When the gourmand Jason Epstein ran Random House, he insisted on publishing the first of Mr. Pellegrino’s four Rao’s cookbooks. The gesture gained Mr. Epstein access to Rao’s recipes but not to a regular table.
In 1977, Mimi Sheraton, then the restaurant critic for The New York Times, awarded Rao’s (pronounced RAY-ohs) three stars for its “wonderfully simple, honest and completely delicious Italian food.” The review sealed the reputation of Rao’s as New York’s most exclusive restaurant (and, according to the writer Norman Mailer, Ms. Sheraton’s reputation as “the woman who ruined Rao’s”).
Among the regulars have been the director Martin Scorsese, who cast Mr. Pellegrino as Johnny Dio, the cigar-smoking prison chef, in the 1990 gangster film “Goodfellas.” Mr. Scorsese later filmed a scene from his movie “The Wolf of Wall Street” at the restaurant.
Mr. Pellegrino also played an F.B.I. chief, Frank Cubitoso, in the HBO series “The Sopranos.”
At Rao’s, regulars own their tables like a time share, reserving a table one night a week, for example, or on Christmas. A regular can also lend a slot to family or friends, which meant that getting past Mr. Pellegrino was all about connections.
In the 1960s, when the Genovese crime family dominated East Harlem, the F.B.I. spied on Rao’s from across the street in Benjamin Franklin High School (now the Manhattan Center for Science and Mathematics). One typical surveillance report vaguely concluded, “Hoodlum-type individuals observed entering expensive autos.”
Rao’s survived a mysterious arson fire in 1995 and, in 2003, a murder: A local numbers runner shot an organized-crime figure who had insulted a young singer accompanying the jukebox.
“But before you label the place a ‘mob joint,’” Frank Jr. wrote last year in “Rao’s Classics: More Than 140 Italian Favorites From the Legendary New York Restaurant,” “please consider the fact that Elie Wiesel had also broken bread there.”
Frank Joseph Pellegrino was born in East Harlem on May 19, 1944. His father, also named Frank, was a truck driver.

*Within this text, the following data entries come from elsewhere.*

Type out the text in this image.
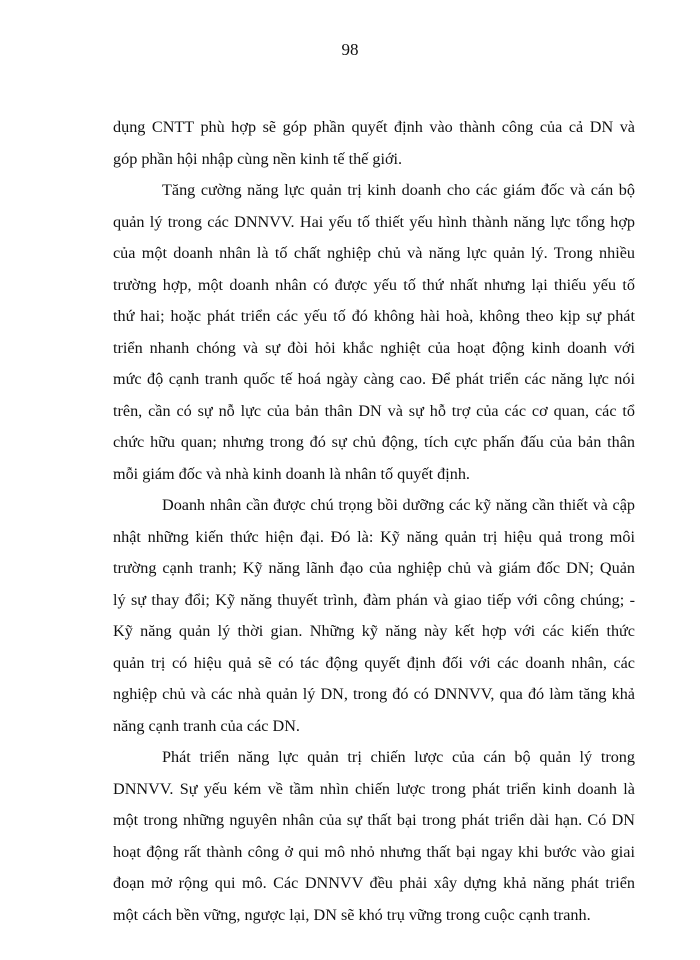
98
dụng CNTT phù hợp sẽ góp phần quyết định vào thành công của cả DN và
góp phần hội nhập cùng nền kinh tế thế giới.
Tăng cường năng lực quản trị kinh doanh cho các giám đốc và cán bộ
quản lý trong các DNNVV. Hai yếu tố thiết yếu hình thành năng lực tổng hợp
của một doanh nhân là tố chất nghiệp chủ và năng lực quản lý. Trong nhiều
trường hợp, một doanh nhân có được yếu tố thứ nhất nhưng lại thiếu yếu tố
thứ hai; hoặc phát triển các yếu tố đó không hài hoà, không theo kịp sự phát
triển nhanh chóng và sự đòi hỏi khắc nghiệt của hoạt động kinh doanh với
mức độ cạnh tranh quốc tế hoá ngày càng cao. Để phát triển các năng lực nói
trên, cần có sự nỗ lực của bản thân DN và sự hỗ trợ của các cơ quan, các tổ
chức hữu quan; nhưng trong đó sự chủ động, tích cực phấn đấu của bản thân
mỗi giám đốc và nhà kinh doanh là nhân tố quyết định.
Doanh nhân cần được chú trọng bồi dưỡng các kỹ năng cần thiết và cập
nhật những kiến thức hiện đại. Đó là: Kỹ năng quản trị hiệu quả trong môi
trường cạnh tranh; Kỹ năng lãnh đạo của nghiệp chủ và giám đốc DN; Quản
lý sự thay đổi; Kỹ năng thuyết trình, đàm phán và giao tiếp với công chúng; -
Kỹ năng quản lý thời gian. Những kỹ năng này kết hợp với các kiến thức
quản trị có hiệu quả sẽ có tác động quyết định đối với các doanh nhân, các
nghiệp chủ và các nhà quản lý DN, trong đó có DNNVV, qua đó làm tăng khả
năng cạnh tranh của các DN.
Phát triển năng lực quản trị chiến lược của cán bộ quản lý trong
DNNVV. Sự yếu kém về tầm nhìn chiến lược trong phát triển kinh doanh là
một trong những nguyên nhân của sự thất bại trong phát triển dài hạn. Có DN
hoạt động rất thành công ở qui mô nhỏ nhưng thất bại ngay khi bước vào giai
đoạn mở rộng qui mô. Các DNNVV đều phải xây dựng khả năng phát triển
một cách bền vững, ngược lại, DN sẽ khó trụ vững trong cuộc cạnh tranh.
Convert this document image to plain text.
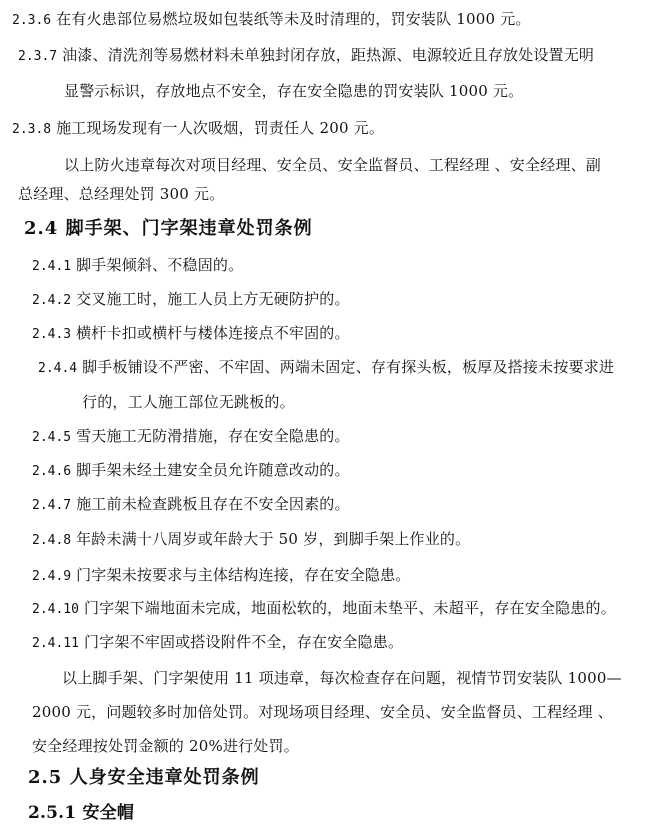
2.3.6 在有火患部位易燃垃圾如包装纸等未及时清理的，罚安装队 1000 元。
2.3.7 油漆、清洗剂等易燃材料未单独封闭存放，距热源、电源较近且存放处设置无明
显警示标识，存放地点不安全，存在安全隐患的罚安装队 1000 元。
2.3.8 施工现场发现有一人次吸烟，罚责任人 200 元。
以上防火违章每次对项目经理、安全员、安全监督员、工程经理 、安全经理、副
总经理、总经理处罚 300 元。
2.4 脚手架、门字架违章处罚条例
2.4.1 脚手架倾斜、不稳固的。
2.4.2 交叉施工时，施工人员上方无硬防护的。
2.4.3 横杆卡扣或横杆与楼体连接点不牢固的。
2.4.4 脚手板铺设不严密、不牢固、两端未固定、存有探头板，板厚及搭接未按要求进
行的，工人施工部位无跳板的。
2.4.5 雪天施工无防滑措施，存在安全隐患的。
2.4.6 脚手架未经土建安全员允许随意改动的。
2.4.7 施工前未检查跳板且存在不安全因素的。
2.4.8 年龄未满十八周岁或年龄大于 50 岁，到脚手架上作业的。
2.4.9 门字架未按要求与主体结构连接，存在安全隐患。
2.4.10 门字架下端地面未完成，地面松软的，地面未垫平、未超平，存在安全隐患的。
2.4.11 门字架不牢固或搭设附件不全，存在安全隐患。
以上脚手架、门字架使用 11 项违章，每次检查存在问题，视情节罚安装队 1000—
2000 元，问题较多时加倍处罚。对现场项目经理、安全员、安全监督员、工程经理 、
安全经理按处罚金额的 20%进行处罚。
2.5 人身安全违章处罚条例
2.5.1 安全帽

His mother, the former Ida Puccillo, was a seamstress.
He graduated from Oceanside High School on Long Island and attended Pace College (now Pace University).

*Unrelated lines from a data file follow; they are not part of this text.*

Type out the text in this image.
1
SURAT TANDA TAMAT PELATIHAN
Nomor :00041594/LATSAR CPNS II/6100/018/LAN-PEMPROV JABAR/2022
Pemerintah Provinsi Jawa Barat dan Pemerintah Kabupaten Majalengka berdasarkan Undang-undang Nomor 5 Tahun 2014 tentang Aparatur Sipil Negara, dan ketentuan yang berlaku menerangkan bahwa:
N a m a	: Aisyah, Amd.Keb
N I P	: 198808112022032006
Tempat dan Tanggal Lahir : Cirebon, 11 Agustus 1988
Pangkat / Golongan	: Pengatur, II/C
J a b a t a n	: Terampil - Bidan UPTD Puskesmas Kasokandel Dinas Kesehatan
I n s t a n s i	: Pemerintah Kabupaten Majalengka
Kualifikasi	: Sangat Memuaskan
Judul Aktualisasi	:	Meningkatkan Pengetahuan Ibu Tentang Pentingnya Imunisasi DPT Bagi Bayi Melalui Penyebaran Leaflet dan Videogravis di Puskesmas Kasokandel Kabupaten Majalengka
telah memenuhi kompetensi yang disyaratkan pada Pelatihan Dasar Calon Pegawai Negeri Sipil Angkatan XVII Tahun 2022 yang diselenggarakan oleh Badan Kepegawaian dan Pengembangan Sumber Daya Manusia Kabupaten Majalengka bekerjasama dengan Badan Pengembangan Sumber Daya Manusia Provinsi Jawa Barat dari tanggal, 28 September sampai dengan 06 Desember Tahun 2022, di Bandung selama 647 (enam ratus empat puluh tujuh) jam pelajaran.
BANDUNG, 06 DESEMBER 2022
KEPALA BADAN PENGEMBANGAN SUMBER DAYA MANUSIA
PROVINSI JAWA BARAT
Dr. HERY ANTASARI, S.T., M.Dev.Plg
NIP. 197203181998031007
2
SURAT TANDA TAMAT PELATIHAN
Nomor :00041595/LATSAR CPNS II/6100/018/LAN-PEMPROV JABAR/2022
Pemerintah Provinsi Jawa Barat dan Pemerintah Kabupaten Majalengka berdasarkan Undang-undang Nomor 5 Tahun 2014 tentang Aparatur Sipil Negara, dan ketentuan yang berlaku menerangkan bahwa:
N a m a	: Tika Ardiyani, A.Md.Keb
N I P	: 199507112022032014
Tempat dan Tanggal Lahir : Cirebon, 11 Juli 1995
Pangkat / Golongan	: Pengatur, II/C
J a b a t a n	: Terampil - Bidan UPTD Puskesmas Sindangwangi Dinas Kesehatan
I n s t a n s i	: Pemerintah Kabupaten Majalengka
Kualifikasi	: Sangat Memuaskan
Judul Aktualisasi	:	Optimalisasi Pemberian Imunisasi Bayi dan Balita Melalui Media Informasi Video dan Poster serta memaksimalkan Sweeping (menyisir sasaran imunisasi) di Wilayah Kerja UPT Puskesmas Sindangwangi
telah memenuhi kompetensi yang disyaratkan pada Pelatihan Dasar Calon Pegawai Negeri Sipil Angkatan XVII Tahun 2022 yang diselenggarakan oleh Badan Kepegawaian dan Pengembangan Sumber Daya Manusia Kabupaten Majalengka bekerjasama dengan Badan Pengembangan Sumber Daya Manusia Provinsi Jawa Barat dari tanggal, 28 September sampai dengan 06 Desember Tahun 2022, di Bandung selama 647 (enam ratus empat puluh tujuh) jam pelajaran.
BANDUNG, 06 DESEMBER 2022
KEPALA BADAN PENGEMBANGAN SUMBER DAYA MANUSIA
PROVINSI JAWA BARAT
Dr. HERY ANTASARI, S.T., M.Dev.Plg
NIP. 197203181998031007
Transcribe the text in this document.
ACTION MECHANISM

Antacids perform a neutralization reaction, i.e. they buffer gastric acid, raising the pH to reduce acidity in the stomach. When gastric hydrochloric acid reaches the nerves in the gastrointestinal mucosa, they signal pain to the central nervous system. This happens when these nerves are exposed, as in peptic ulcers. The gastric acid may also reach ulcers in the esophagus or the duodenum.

He and his cousin Ronald A. Straci inherited Rao’s in 1994 after Vincent Rao and his wife, Anna, died. It was Vincent’s father, Charles, who had bought the saloon from George Ehret’s Hell Gate Brewery in 1896.
In addition to his son, who is the managing partner of Rao’s in Las Vegas and Hollywood, Mr. Pellegrino is survived by his wife, the former Josephine Nicita, and his daughter, Angela Pellegrino. (Rao’s Specialty Foods, which retails marinara sauce and other items, is separate from the restaurant.)

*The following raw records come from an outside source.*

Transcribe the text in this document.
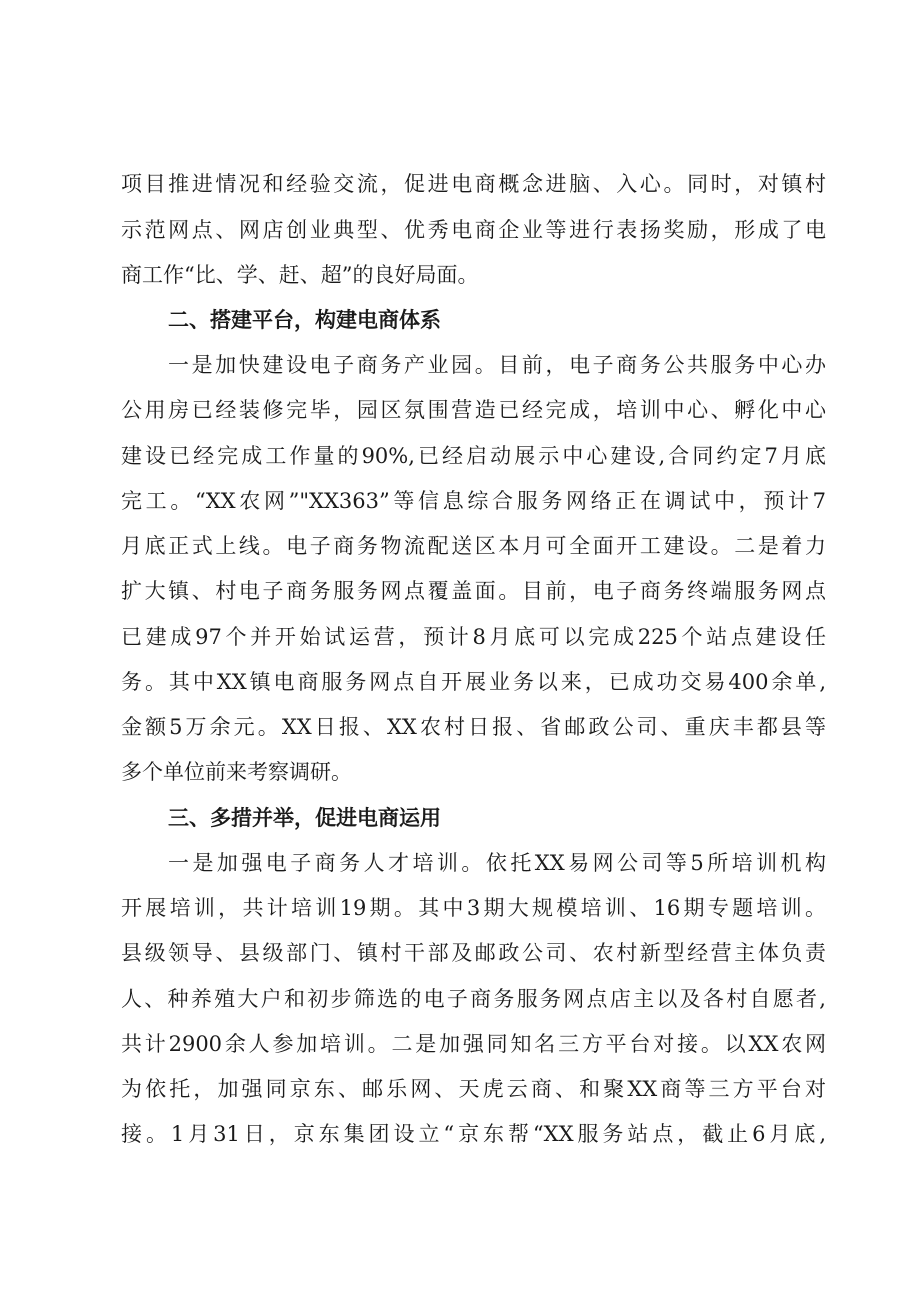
项目推进情况和经验交流，促进电商概念进脑、入心。同时，对镇村
示范网点、网店创业典型、优秀电商企业等进行表扬奖励，形成了电
商工作“比、学、赶、超”的良好局面。
二、搭建平台，构建电商体系
一是加快建设电子商务产业园。目前，电子商务公共服务中心办
公用房已经装修完毕，园区氛围营造已经完成，培训中心、孵化中心
建设已经完成工作量的90%,已经启动展示中心建设,合同约定7月底
完工。“XX农网”"XX363”等信息综合服务网络正在调试中，预计7
月底正式上线。电子商务物流配送区本月可全面开工建设。二是着力
扩大镇、村电子商务服务网点覆盖面。目前，电子商务终端服务网点
已建成97个并开始试运营，预计8月底可以完成225个站点建设任
务。其中XX镇电商服务网点自开展业务以来，已成功交易400余单,
金额5万余元。XX日报、XX农村日报、省邮政公司、重庆丰都县等
多个单位前来考察调研。
三、多措并举，促进电商运用
一是加强电子商务人才培训。依托XX易网公司等5所培训机构
开展培训，共计培训19期。其中3期大规模培训、16期专题培训。
县级领导、县级部门、镇村干部及邮政公司、农村新型经营主体负责
人、种养殖大户和初步筛选的电子商务服务网点店主以及各村自愿者,
共计2900余人参加培训。二是加强同知名三方平台对接。以XX农网
为依托，加强同京东、邮乐网、天虎云商、和聚XX商等三方平台对
接。1月31日，京东集团设立“京东帮“XX服务站点，截止6月底,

Mr. Pellegrino was a constant presence at Rao’s, sometimes sipping a Chivas at the bar, sometimes puffing on a Parliament 100 on the patio, and always as patient as a turtle as he greeted regulars. Indeed, a favorite pair of cuff links had turtle images on them. According to “Rao’s Classics,” the turtle was his obsession.
“With its impregnable exterior, methodical and plodding style, resilience and pluck (be careful when he snaps),” the book explains, “the turtle is his avatar.”